I had a guest post at Poetry Sans Onions - it was a reprint of my American Mormon post from a few months back. Thanks for having me on your blog, Julia!

I had my very first academic publication come out at the very end of November. It was a book review that appeared in TESOL Arabia's Perspectives journal. Even though it's "just" a book review, I'm pretty thrilled. Despite my best efforts, I have not been able to obtain a copy of the issue or even a picture of a copy of an issue (I left my camera at home, then the scanner wasn't working, then I had to give back the copy I borrowed, etc.). Just take my word for it that it's the best book review EVER.

Finally, I was involved in two PR pieces produced by the American University of Sharjah last semester (that's the fun of being a minority here). The first one has yet to see the light of day, but the second one appeared last week. You can find it here (it's a video). A few notes:

1. Yes, it says Bridget Plamer. But the fact that the "typo" is perpetuated in a few places makes me think that they think that's actually my name. The interesting thing is that when Jeremy got his AUS business cards two years ago, they misspelled Palmer the exact same way. Huh.

2. Uh, they told me they would edit it more. We did several takes and I knew I had some weird hesitations in there but I thought they would cobble together a best version. I guess not.

3. HOWEVER: I am so glad they cut out one part. At the end of each take, they had me look at the camera and say something like "Welcome to AUS - see you around!" The impression I got was that they would then do a supercut of each interviewee saying the same thing. I haven't yet seen that supercut but I kind of hope it never comes into existence.

4. I love love love that there is an Awkward Kristin moment going on in the background of my interview at the very beginning. Because yeah, we were filming in a computer lab and there were tons of people there just trying to mind their own business when me and a camera crew barged in.

7 comments:

The Ensign's said...

Okay I'm probably going to regret even commenting, but I just read your post about mormons and who's to say it's not mormon trends? For example if Hollywood actors started wearing big bows in their hair I'm sure that everyone else would too.It may even get all the way to the UAE =). So maybe mormons have their own trends. Don't you think that if those ads you posted were in magazines in the UAE than you'd see those trends there? Doesn't UAE have their own trends? I think here in the US specifically westcoast we look at modest examples of what we could wear and styles to follow. Some of us are not as fashionable as the rest and we rely on those trendsetters. Rather than looking at Hollywood actors and singers as our fashion icons and still be modest we look at other mormons and modest clothing companies, "Downeast", for inspiration. With Utah having so many mormons they tend to be the trendsetters.
I'm not a fan of oversized hair bows or the t-shirt under my tubetops, but I guess I have to say it doesn't bother me to see everyone else wearing them. It's a trend and mormons follow them just as the rest of the world follows their Hollywood trends.

Britney said...

Congrats on the publication!

Liz Johnson said...

Bridget Plamer, you're famous!!! I'm so impressed! You were very poised and professional - you're great PR for the program and university. And it didn't sound awkward at all.

Bridget said...

Well said. I think it's great if those trends are part of Mormon *culture*, but my point is that someone should never feel less a member of The Church of Jesus Christ for not following them.

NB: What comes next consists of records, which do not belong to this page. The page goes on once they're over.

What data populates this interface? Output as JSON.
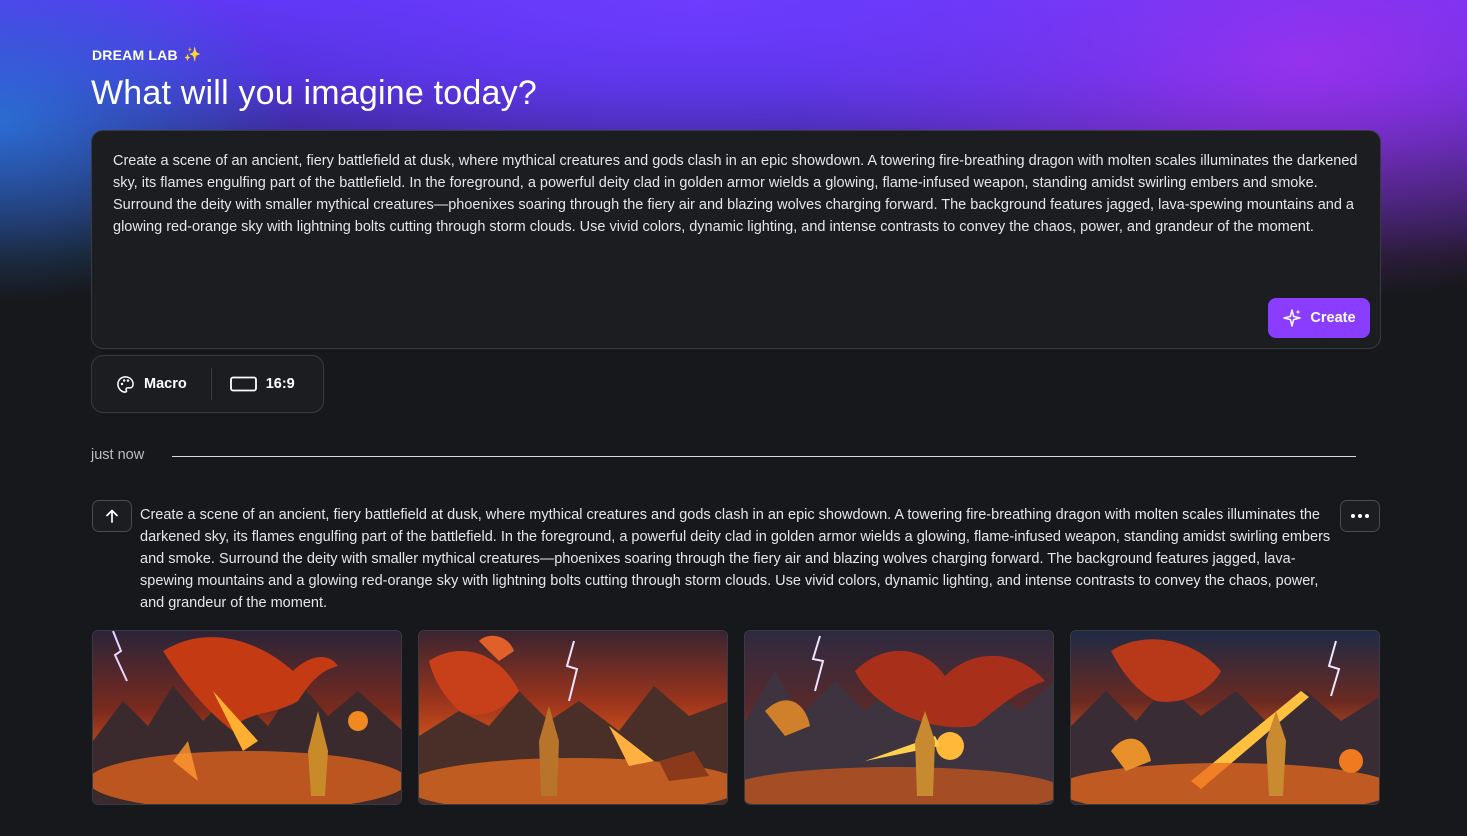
{
  "header": {
    "eyebrow": "DREAM LAB",
    "eyebrow_icon": "sparkles-icon",
    "title": "What will you imagine today?"
  },
  "prompt": {
    "text": "Create a scene of an ancient, fiery battlefield at dusk, where mythical creatures and gods clash in an epic showdown. A towering fire-breathing dragon with molten scales illuminates the darkened sky, its flames engulfing part of the battlefield. In the foreground, a powerful deity clad in golden armor wields a glowing, flame-infused weapon, standing amidst swirling embers and smoke. Surround the deity with smaller mythical creatures—phoenixes soaring through the fiery air and blazing wolves charging forward. The background features jagged, lava-spewing mountains and a glowing red-orange sky with lightning bolts cutting through storm clouds. Use vivid colors, dynamic lighting, and intense contrasts to convey the chaos, power, and grandeur of the moment.",
    "create_label": "Create"
  },
  "options": {
    "style_label": "Macro",
    "style_icon": "palette-icon",
    "ratio_label": "16:9",
    "ratio_icon": "aspect-ratio-icon"
  },
  "history": {
    "time_label": "just now",
    "prompt_text": "Create a scene of an ancient, fiery battlefield at dusk, where mythical creatures and gods clash in an epic showdown. A towering fire-breathing dragon with molten scales illuminates the darkened sky, its flames engulfing part of the battlefield. In the foreground, a powerful deity clad in golden armor wields a glowing, flame-infused weapon, standing amidst swirling embers and smoke. Surround the deity with smaller mythical creatures—phoenixes soaring through the fiery air and blazing wolves charging forward. The background features jagged, lava-spewing mountains and a glowing red-orange sky with lightning bolts cutting through storm clouds. Use vivid colors, dynamic lighting, and intense contrasts to convey the chaos, power, and grandeur of the moment.",
    "results_count": 4
  },
  "colors": {
    "accent": "#8b3dff",
    "background": "#17181b",
    "panel": "#1c1d21",
    "border": "#3a3b42"
  }
}
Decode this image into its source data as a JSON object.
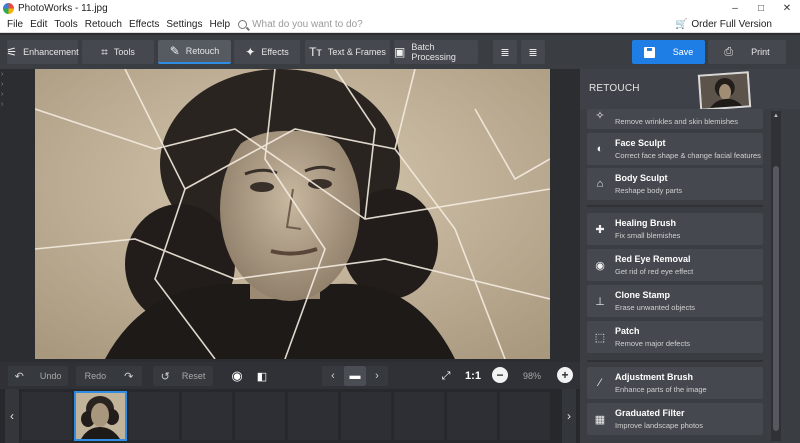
{
  "window": {
    "title": "PhotoWorks - 11.jpg",
    "controls": [
      "–",
      "□",
      "✕"
    ]
  },
  "menu": {
    "items": [
      "File",
      "Edit",
      "Tools",
      "Retouch",
      "Effects",
      "Settings",
      "Help"
    ],
    "search_placeholder": "What do you want to do?",
    "order_label": "Order Full Version"
  },
  "toolbar": {
    "tabs": [
      {
        "label": "Enhancement",
        "icon": "sliders-icon",
        "glyph": "⚟"
      },
      {
        "label": "Tools",
        "icon": "crop-icon",
        "glyph": "⌗"
      },
      {
        "label": "Retouch",
        "icon": "brush-icon",
        "glyph": "✎",
        "active": true
      },
      {
        "label": "Effects",
        "icon": "magic-wand-icon",
        "glyph": "✦"
      },
      {
        "label": "Text & Frames",
        "icon": "text-icon",
        "glyph": "Tт"
      },
      {
        "label": "Batch Processing",
        "icon": "batch-icon",
        "glyph": "▣"
      }
    ],
    "save_label": "Save",
    "print_label": "Print",
    "accent": "#1f7ee6"
  },
  "controls": {
    "undo_label": "Undo",
    "redo_label": "Redo",
    "reset_label": "Reset",
    "ratio_label": "1:1",
    "zoom": "98%"
  },
  "retouch_panel": {
    "title": "RETOUCH",
    "tools": [
      {
        "name": "",
        "desc": "Remove wrinkles and skin blemishes",
        "icon": "face-retouch-icon",
        "glyph": "✧"
      },
      {
        "name": "Face Sculpt",
        "desc": "Correct face shape & change facial features",
        "icon": "face-sculpt-icon",
        "glyph": "◐"
      },
      {
        "name": "Body Sculpt",
        "desc": "Reshape body parts",
        "icon": "body-sculpt-icon",
        "glyph": "⌂"
      },
      {
        "name": "Healing Brush",
        "desc": "Fix small blemishes",
        "icon": "healing-brush-icon",
        "glyph": "✚"
      },
      {
        "name": "Red Eye Removal",
        "desc": "Get rid of red eye effect",
        "icon": "eye-icon",
        "glyph": "◉"
      },
      {
        "name": "Clone Stamp",
        "desc": "Erase unwanted objects",
        "icon": "stamp-icon",
        "glyph": "⊥"
      },
      {
        "name": "Patch",
        "desc": "Remove major defects",
        "icon": "patch-icon",
        "glyph": "⬚"
      },
      {
        "name": "Adjustment Brush",
        "desc": "Enhance parts of the image",
        "icon": "adjustment-brush-icon",
        "glyph": "⁄"
      },
      {
        "name": "Graduated Filter",
        "desc": "Improve landscape photos",
        "icon": "graduated-filter-icon",
        "glyph": "▦"
      }
    ]
  }
}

Your comment makes me wonder if there are Mormon trends in other parts of the world with larger and more homogeneous congregations.

The Ensign's said...

Do you really feel less of a member in the US for not wearing large bows or following the mormon trends? That has never crossed my mind. I'd argue that that isn't true in most cases. I've never felt less of a mormon based on what I wear or how I do my hair. I have however when I've listened to someone's testimony and realized my own is no way near as strong as there's. Or when I'm watching my guilty pleasure tv shows that probably are not inviting the spirit and I know it. I can honestly say never when it's come to outward appearances and I don't think I'm the only one.

Julia - Finding My Way Softly said...

Bridget, I am not sure if you know that I am one of a group of "believing" members who writes for Main Street Plaza. (A lot of the authors are former, inactive or post-LDS who still write on LDS issues.). My blog posts go up on their stream, and then your original post got picked up by another author. Your post on my blog has about 200 hits, and I show about 75 clicks to your blog from my blog, since then.

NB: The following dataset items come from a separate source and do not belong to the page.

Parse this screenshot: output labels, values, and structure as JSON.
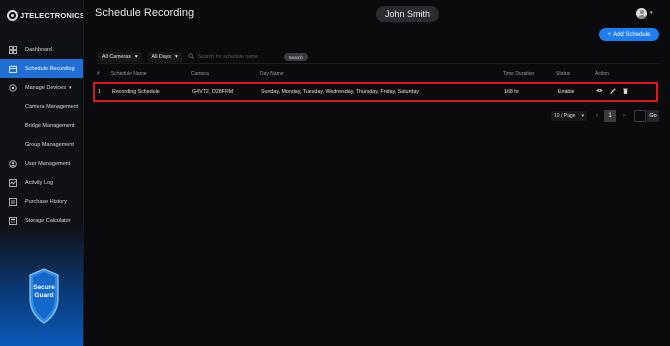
{
  "brand": {
    "logo_text": "JTELECTRONICS"
  },
  "sidebar": {
    "items": [
      {
        "label": "Dashboard",
        "icon": "dashboard-icon"
      },
      {
        "label": "Schedule Recording",
        "icon": "calendar-icon",
        "active": true
      },
      {
        "label": "Manage Devices",
        "icon": "devices-icon",
        "expanded": true
      },
      {
        "label": "Camera Management",
        "sub": true
      },
      {
        "label": "Bridge Management",
        "sub": true
      },
      {
        "label": "Group Management",
        "sub": true
      },
      {
        "label": "User Management",
        "icon": "user-icon"
      },
      {
        "label": "Activity Log",
        "icon": "activity-icon"
      },
      {
        "label": "Purchase History",
        "icon": "history-icon"
      },
      {
        "label": "Storage Calculator",
        "icon": "calculator-icon"
      }
    ],
    "badge": {
      "line1": "Secure",
      "line2": "Guard"
    }
  },
  "header": {
    "title": "Schedule Recording",
    "user_name": "John Smith",
    "add_button": "Add Schedule"
  },
  "filters": {
    "cameras": "All Cameras",
    "days": "All Days",
    "search_placeholder": "Search for schedule name",
    "search_button": "Search"
  },
  "table": {
    "columns": [
      "#",
      "Schedule Name",
      "Camera",
      "Day Name",
      "Time Duration",
      "Status",
      "Action"
    ],
    "rows": [
      {
        "index": "1",
        "name": "Recording Schedule",
        "camera": "G4VT2, O28FRM",
        "days": "Sunday, Monday, Tuesday, Wednesday, Thursday, Friday, Saturday",
        "duration": "168 hr",
        "status": "Enable"
      }
    ]
  },
  "pagination": {
    "page_size": "10 / Page",
    "current_page": "1",
    "go_label": "Go",
    "prev": "‹",
    "next": "›"
  },
  "colors": {
    "accent": "#1e7ef0",
    "active_nav": "#1f6fd6",
    "highlight": "#d91820",
    "background": "#0b0b0d"
  }
}
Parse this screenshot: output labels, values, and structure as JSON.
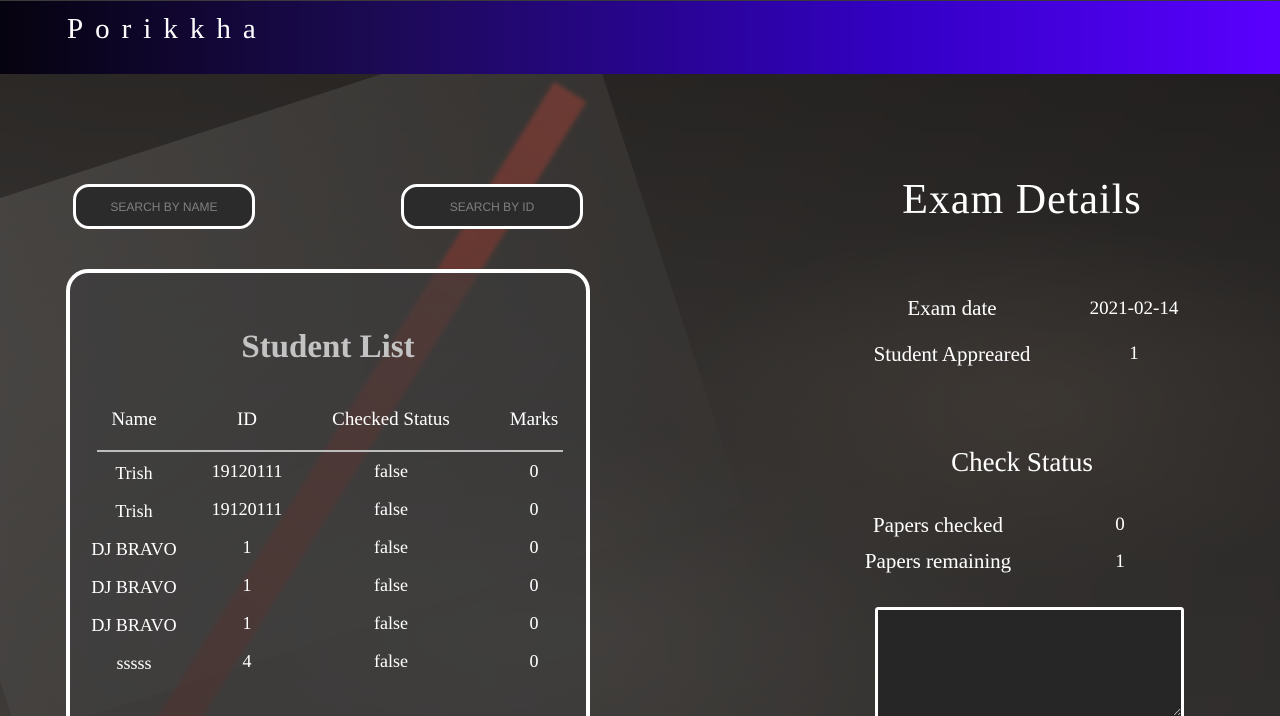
{
  "navbar": {
    "brand": "Porikkha"
  },
  "search": {
    "name_placeholder": "SEARCH BY NAME",
    "id_placeholder": "SEARCH BY ID"
  },
  "student_list": {
    "title": "Student List",
    "columns": [
      "Name",
      "ID",
      "Checked Status",
      "Marks"
    ],
    "rows": [
      [
        "Trish",
        "19120111",
        "false",
        "0"
      ],
      [
        "Trish",
        "19120111",
        "false",
        "0"
      ],
      [
        "DJ BRAVO",
        "1",
        "false",
        "0"
      ],
      [
        "DJ BRAVO",
        "1",
        "false",
        "0"
      ],
      [
        "DJ BRAVO",
        "1",
        "false",
        "0"
      ],
      [
        "sssss",
        "4",
        "false",
        "0"
      ]
    ]
  },
  "exam_details": {
    "title": "Exam Details",
    "exam_date_label": "Exam date",
    "exam_date": "2021-02-14",
    "appeared_label": "Student Appreared",
    "appeared": "1"
  },
  "check_status": {
    "title": "Check Status",
    "checked_label": "Papers checked",
    "checked": "0",
    "remaining_label": "Papers remaining",
    "remaining": "1"
  }
}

Anyway, just thought you would like to know that a lot of people from Main Street Plaza ended up finding, and enjoying, your post. I have several emails with questions, from a couple readers. When my laptop is back up, or my legs will cooperate, I will send them off to you. Maybe we can cross-post the answers on both blogs. :-)

Bridget said...

Not necessarily, but I don't think it would be hard for a new member, or a member in an international ward, to feel alienated in that way (see, for example, some of the comments on the original post). It's easy for you and me to pick out what is culture and what is doctrine but to someone for whom this is all new, I think it might be a trickier process.